"Baba vallahi canım çok acıyor!"
Evet, 3,5 yaşımıza geldik ve ilk antibiyotik ile maalesef tanıştık. Pek bir üzüldük annemiz ile.
Neredeyse on gündür devam eden öksürük, ara ara yükselen 39,5’lara varan ateş ve son 1 haftada üç kere gidilen doktor kontrolü, kan tahlilleri vs…
Mikrobun ciğerlere inmesi ile on gün sürecek antibiyotik tedavisine başladık.
Devletşah “ehh antibiyotikler de ocu değil. Gerektiğinde kullanılıyorsa ne ala…” diyerek az morallendirmeye çalıştı bizi ama ne fayda. Dediği tabiî ki doğru ama hastalığı antibiyotik ile yenme aşamasına gelince artık “Antibiyotiklik Hasta” sıfatı kazandık ve üzüldük.
Öksürmekten artık karnı acıyan kızım “Baba vallahi karnım çok acıyor” diyor ve işte o an benim ve annesinin kalbine hançeri sokuyor. Sanki elinizden hiç bir şey gelmiyor hissine kapılıyorsunuz.
İnsan o hasta olmasın ben hep hasta olayım diyor, ama tabiî ki böyle olmuyor.

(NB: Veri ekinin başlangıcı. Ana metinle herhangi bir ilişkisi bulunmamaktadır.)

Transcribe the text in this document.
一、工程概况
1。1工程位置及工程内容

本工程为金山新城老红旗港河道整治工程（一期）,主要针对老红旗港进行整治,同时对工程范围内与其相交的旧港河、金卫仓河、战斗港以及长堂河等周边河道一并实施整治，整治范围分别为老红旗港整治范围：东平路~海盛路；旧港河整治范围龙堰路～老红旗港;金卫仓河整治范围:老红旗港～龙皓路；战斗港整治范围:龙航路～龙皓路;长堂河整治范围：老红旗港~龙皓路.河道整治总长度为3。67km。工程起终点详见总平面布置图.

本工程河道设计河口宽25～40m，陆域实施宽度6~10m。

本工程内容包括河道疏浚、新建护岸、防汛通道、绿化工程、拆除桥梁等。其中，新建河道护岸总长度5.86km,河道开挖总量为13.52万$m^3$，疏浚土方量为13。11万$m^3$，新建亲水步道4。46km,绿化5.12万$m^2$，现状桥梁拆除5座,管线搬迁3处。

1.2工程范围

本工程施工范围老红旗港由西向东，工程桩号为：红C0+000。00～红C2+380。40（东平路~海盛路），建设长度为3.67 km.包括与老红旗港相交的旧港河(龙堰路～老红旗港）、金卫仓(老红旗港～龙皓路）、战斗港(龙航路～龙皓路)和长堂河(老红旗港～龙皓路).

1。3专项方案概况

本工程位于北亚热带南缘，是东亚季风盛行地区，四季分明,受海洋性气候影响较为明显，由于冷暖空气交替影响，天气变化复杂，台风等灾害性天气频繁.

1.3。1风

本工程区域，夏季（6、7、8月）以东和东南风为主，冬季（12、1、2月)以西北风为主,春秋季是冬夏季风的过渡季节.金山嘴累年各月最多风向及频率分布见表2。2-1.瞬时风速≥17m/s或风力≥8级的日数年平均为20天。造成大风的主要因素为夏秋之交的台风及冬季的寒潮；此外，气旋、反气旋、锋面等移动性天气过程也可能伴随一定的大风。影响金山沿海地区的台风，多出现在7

Okul dönemi ile birlikte hastalıkların peşi sıra geleceğine hazırlıklıydık aslında ama çokta öyle değilmiş.
En çok sevdiği şeyleri bile yediremiyor, yarım bardak suyu 10 dakikada zor içiriyoruz. Hele o öksürükler sanki onun değil bizim ciğerlerimizden çıkıyor.

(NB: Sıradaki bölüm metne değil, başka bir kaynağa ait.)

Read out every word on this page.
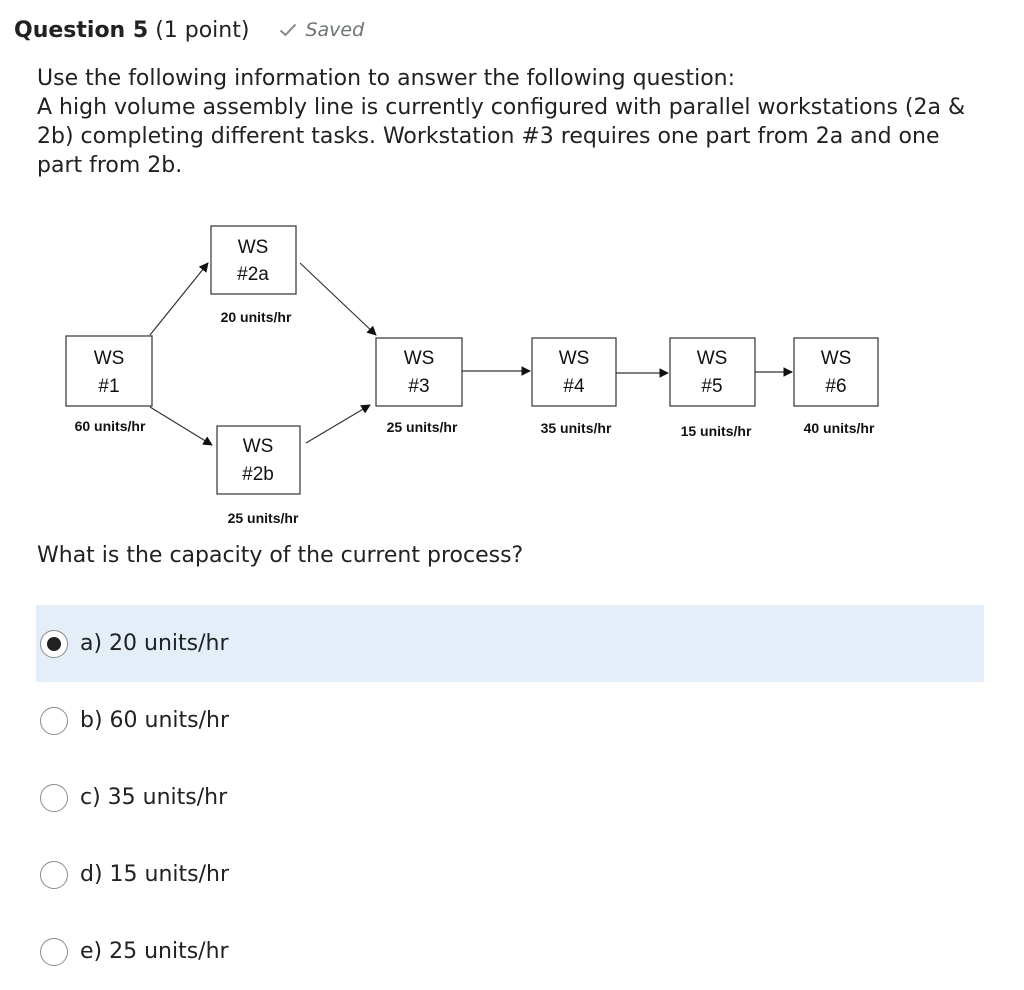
Question 5 (1 point)	Saved

Use the following information to answer the following question:

A high volume assembly line is currently configured with parallel workstations (2a & 2b) completing different tasks. Workstation #3 requires one part from 2a and one part from 2b.

WS
#1
60 units/hr
WS
#2a
20 units/hr
WS
#2b
25 units/hr
WS
#3
25 units/hr
WS
#4
35 units/hr
WS
#5
15 units/hr
WS
#6
40 units/hr
What is the capacity of the current process?
a) 20 units/hr
b) 60 units/hr
c) 35 units/hr
d) 15 units/hr
e) 25 units/hr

En zor kısım ilaçları içirmek, hele şurubun tadı kötü ise. Birde ufaklıkta hani derler ya “Sarı İnadı” olunca, bu babadaki inatla çarpışıyor bazen sinirler geriliyor. Bu durumlarda anne devreye giriyor vs.vs.
Hastalık herkes için kötü ama hasta ufak miniğiniz olunca işte o zaman çok zor oluyor.
Bu yazıyı okuyan ve benden sene olarak daha eski ebeveynler şöyle söylüyor içinden “Ya daha bu ne ki, bunun kızamığı var, boğmacası suçiçeği var…” duyuyorum sizi. Ama dedik ya ilk defa “Antibiyotiklik Hasta” olduk…
One Comment
hanzade
Bir çocuğun canının acımasından daha kötü bir şey varsa o da canının acıdığını söylemesidir.